If you thought getting “goosed” was bad, consider what happens when an ostrich starts thinking of you as a potential sexual partner. That's what's happening as British farmers begin raising ostriches. Researchers think the birds imprint on their owners and stop seeing their own kind as mates.

Figure.
A study of ostrich courtship behaviour in the presence and absence of humans, published in the journal British Poultry Science, has won the 2002 IgNobel Prize for Biology (see www.improbable.com). Researcher Charlie Deeming of Lincoln, England, says: “The paper had a sound scientific basis and a very practical outcome for ostrich farmers because it highlighted how humans could interfere with the normal behaviours of ostriches.”

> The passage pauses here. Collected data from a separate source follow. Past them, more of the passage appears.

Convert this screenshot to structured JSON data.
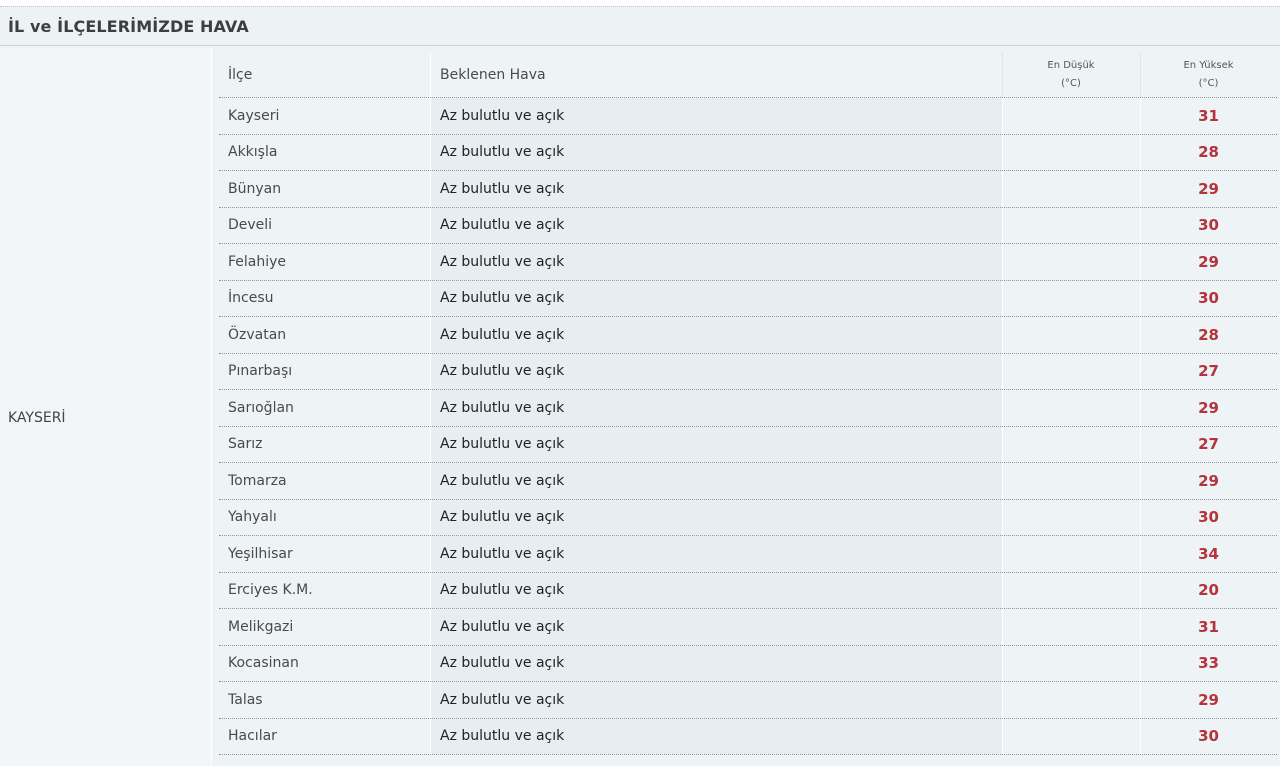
{
  "header": {
    "title": "İL ve İLÇELERİMİZDE HAVA"
  },
  "province": "KAYSERİ",
  "table": {
    "columns": {
      "ilce": "İlçe",
      "hava": "Beklenen Hava",
      "min_line1": "En Düşük",
      "min_line2": "(°C)",
      "max_line1": "En Yüksek",
      "max_line2": "(°C)"
    },
    "rows": [
      {
        "ilce": "Kayseri",
        "hava": "Az bulutlu ve açık",
        "min": "",
        "max": "31"
      },
      {
        "ilce": "Akkışla",
        "hava": "Az bulutlu ve açık",
        "min": "",
        "max": "28"
      },
      {
        "ilce": "Bünyan",
        "hava": "Az bulutlu ve açık",
        "min": "",
        "max": "29"
      },
      {
        "ilce": "Develi",
        "hava": "Az bulutlu ve açık",
        "min": "",
        "max": "30"
      },
      {
        "ilce": "Felahiye",
        "hava": "Az bulutlu ve açık",
        "min": "",
        "max": "29"
      },
      {
        "ilce": "İncesu",
        "hava": "Az bulutlu ve açık",
        "min": "",
        "max": "30"
      },
      {
        "ilce": "Özvatan",
        "hava": "Az bulutlu ve açık",
        "min": "",
        "max": "28"
      },
      {
        "ilce": "Pınarbaşı",
        "hava": "Az bulutlu ve açık",
        "min": "",
        "max": "27"
      },
      {
        "ilce": "Sarıoğlan",
        "hava": "Az bulutlu ve açık",
        "min": "",
        "max": "29"
      },
      {
        "ilce": "Sarız",
        "hava": "Az bulutlu ve açık",
        "min": "",
        "max": "27"
      },
      {
        "ilce": "Tomarza",
        "hava": "Az bulutlu ve açık",
        "min": "",
        "max": "29"
      },
      {
        "ilce": "Yahyalı",
        "hava": "Az bulutlu ve açık",
        "min": "",
        "max": "30"
      },
      {
        "ilce": "Yeşilhisar",
        "hava": "Az bulutlu ve açık",
        "min": "",
        "max": "34"
      },
      {
        "ilce": "Erciyes K.M.",
        "hava": "Az bulutlu ve açık",
        "min": "",
        "max": "20"
      },
      {
        "ilce": "Melikgazi",
        "hava": "Az bulutlu ve açık",
        "min": "",
        "max": "31"
      },
      {
        "ilce": "Kocasinan",
        "hava": "Az bulutlu ve açık",
        "min": "",
        "max": "33"
      },
      {
        "ilce": "Talas",
        "hava": "Az bulutlu ve açık",
        "min": "",
        "max": "29"
      },
      {
        "ilce": "Hacılar",
        "hava": "Az bulutlu ve açık",
        "min": "",
        "max": "30"
      }
    ]
  },
  "colors": {
    "max_temp": "#b5333b",
    "panel_bg": "#eef3f6"
  }
}
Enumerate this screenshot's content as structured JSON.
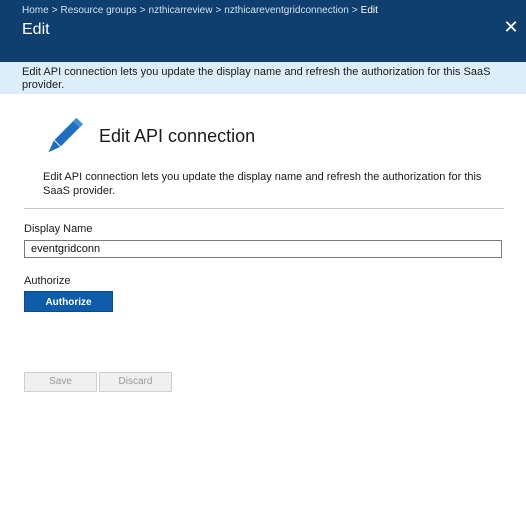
{
  "breadcrumb": {
    "items": [
      "Home",
      "Resource groups",
      "nzthicarreview",
      "nzthicareventgridconnection"
    ],
    "current": "Edit",
    "separator": ">"
  },
  "header": {
    "title": "Edit",
    "close_glyph": "✕",
    "close_icon": "close-icon"
  },
  "info_bar": {
    "message": "Edit API connection lets you update the display name and refresh the authorization for this SaaS provider."
  },
  "hero": {
    "icon": "pencil-icon",
    "title": "Edit API connection",
    "description": "Edit API connection lets you update the display name and refresh the authorization for this SaaS provider."
  },
  "form": {
    "display_name_label": "Display Name",
    "display_name_value": "eventgridconn",
    "authorize_label": "Authorize",
    "authorize_button": "Authorize"
  },
  "actions": {
    "save": "Save",
    "discard": "Discard"
  },
  "colors": {
    "header_bg": "#0f3f6e",
    "info_bg": "#dbeefa",
    "accent": "#0f5bab",
    "icon_blue": "#1e6fc2"
  }
}
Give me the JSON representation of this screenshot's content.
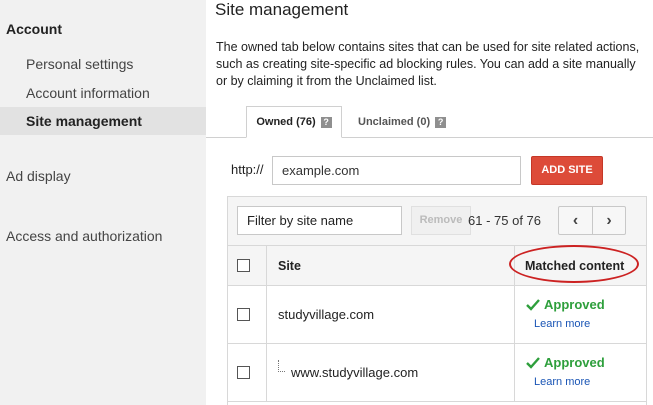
{
  "sidebar": {
    "account_heading": "Account",
    "items": [
      {
        "label": "Personal settings"
      },
      {
        "label": "Account information"
      },
      {
        "label": "Site management"
      },
      {
        "label": "Ad display"
      },
      {
        "label": "Access and authorization"
      }
    ]
  },
  "main": {
    "title": "Site management",
    "description": "The owned tab below contains sites that can be used for site related actions, such as creating site-specific ad blocking rules. You can add a site manually or by claiming it from the Unclaimed list.",
    "tabs": [
      {
        "label": "Owned (76)",
        "help": "?"
      },
      {
        "label": "Unclaimed (0)",
        "help": "?"
      }
    ],
    "add_site": {
      "prefix": "http://",
      "input_value": "example.com",
      "button_label": "ADD SITE"
    },
    "table": {
      "filter_placeholder": "Filter by site name",
      "remove_label": "Remove",
      "pagination": "61 - 75 of 76",
      "prev": "‹",
      "next": "›",
      "columns": [
        "Site",
        "Matched content"
      ],
      "rows": [
        {
          "site": "studyvillage.com",
          "status": "Approved",
          "link": "Learn more"
        },
        {
          "site": "www.studyvillage.com",
          "status": "Approved",
          "link": "Learn more"
        }
      ]
    }
  },
  "colors": {
    "accent_red": "#dd4b39",
    "approved_green": "#2e9f3c",
    "link_blue": "#1a55b5",
    "annotation_red": "#cc2222"
  }
}
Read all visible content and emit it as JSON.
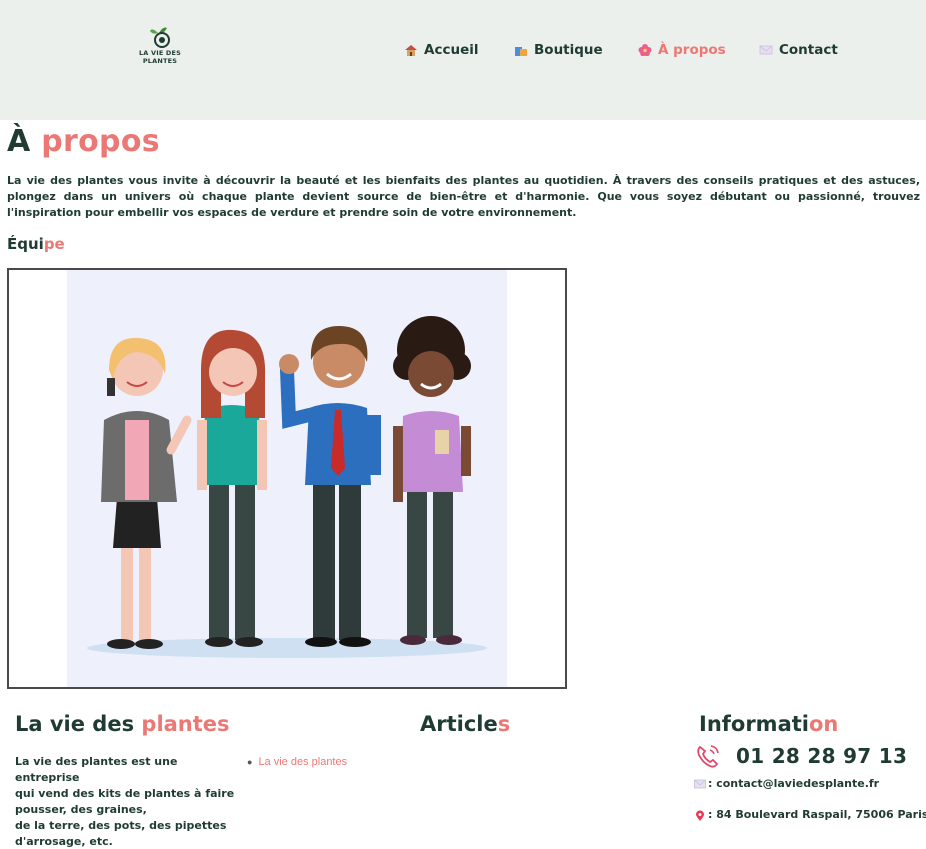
{
  "brand": {
    "logo_line1": "LA VIE DES",
    "logo_line2": "PLANTES"
  },
  "nav": [
    {
      "label": "Accueil",
      "icon": "house-icon"
    },
    {
      "label": "Boutique",
      "icon": "shopping-bags-icon"
    },
    {
      "label": "À propos",
      "icon": "flower-icon",
      "active": true
    },
    {
      "label": "Contact",
      "icon": "envelope-icon"
    }
  ],
  "page": {
    "title_part1": "À",
    "title_part2": "propos",
    "intro": "La vie des plantes vous invite à découvrir la beauté et les bienfaits des plantes au quotidien. À travers des conseils pratiques et des astuces, plongez dans un univers où chaque plante devient source de bien-être et d'harmonie. Que vous soyez débutant ou passionné, trouvez l'inspiration pour embellir vos espaces de verdure et prendre soin de votre environnement.",
    "team_title_part1": "Équi",
    "team_title_part2": "pe"
  },
  "footer": {
    "about": {
      "title_part1": "La vie des",
      "title_part2": "plantes",
      "text_lines": [
        "La vie des plantes est une entreprise",
        "qui vend des kits de plantes à faire",
        "pousser, des graines,",
        "de la terre, des pots, des pipettes",
        "d'arrosage, etc."
      ]
    },
    "articles": {
      "title_part1": "Article",
      "title_part2": "s",
      "items": [
        "La vie des plantes"
      ]
    },
    "info": {
      "title_part1": "Informati",
      "title_part2": "on",
      "phone": "01 28 28 97 13",
      "email": ": contact@laviedesplante.fr",
      "address": ": 84 Boulevard Raspail, 75006 Paris"
    }
  },
  "colors": {
    "dark_green": "#1f3b33",
    "accent_pink": "#ec7875",
    "topbar_bg": "#ecf0ed"
  }
}
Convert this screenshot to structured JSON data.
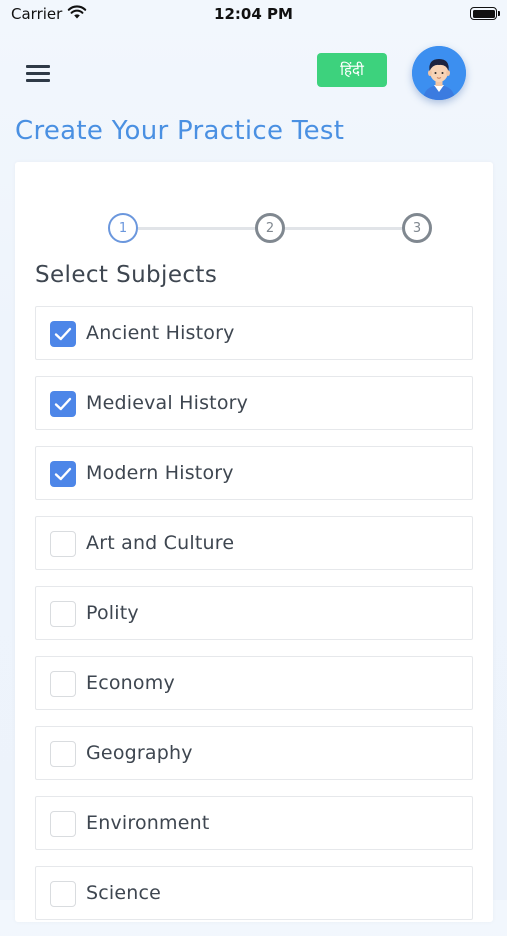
{
  "status_bar": {
    "carrier": "Carrier",
    "time": "12:04 PM"
  },
  "header": {
    "menu_icon": "hamburger-menu-icon",
    "language_button": "हिंदी",
    "avatar_icon": "user-avatar-icon",
    "accent_color": "#4a90e2",
    "language_button_color": "#3dd27d"
  },
  "page": {
    "title": "Create Your Practice Test"
  },
  "stepper": {
    "current_step": 1,
    "steps": [
      {
        "label": "1",
        "state": "active"
      },
      {
        "label": "2",
        "state": "inactive"
      },
      {
        "label": "3",
        "state": "inactive"
      }
    ]
  },
  "subjects": {
    "title": "Select Subjects",
    "items": [
      {
        "label": "Ancient History",
        "checked": true
      },
      {
        "label": "Medieval History",
        "checked": true
      },
      {
        "label": "Modern History",
        "checked": true
      },
      {
        "label": "Art and Culture",
        "checked": false
      },
      {
        "label": "Polity",
        "checked": false
      },
      {
        "label": "Economy",
        "checked": false
      },
      {
        "label": "Geography",
        "checked": false
      },
      {
        "label": "Environment",
        "checked": false
      },
      {
        "label": "Science",
        "checked": false
      }
    ],
    "checkbox_checked_color": "#4d86e8"
  }
}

Observers watching the ostriches discovered that the presence of humans stimulated courtship behaviour. The males “displayed,” for example (although this can also be a territorial behaviour). Many farmed ostriches mate in front of people: the female is stimulated by the presence of a person, and the male takes advantage of the situation.
Deeming points out that farmers who don't understand that the ostriches are acting “frisky” only when people are around will wonder why they're avoiding each other the rest of the time. This is important if you're trying to breed ostriches.
Deeming is happy about his IgNobel Prize, which highlights “the point that the research did have a serious [rationale], even if it sounds odd to the outside observer. I'm just pleased that somebody read the paper, or at least the title!” — Carolyn Brown, Ottawa, Ont.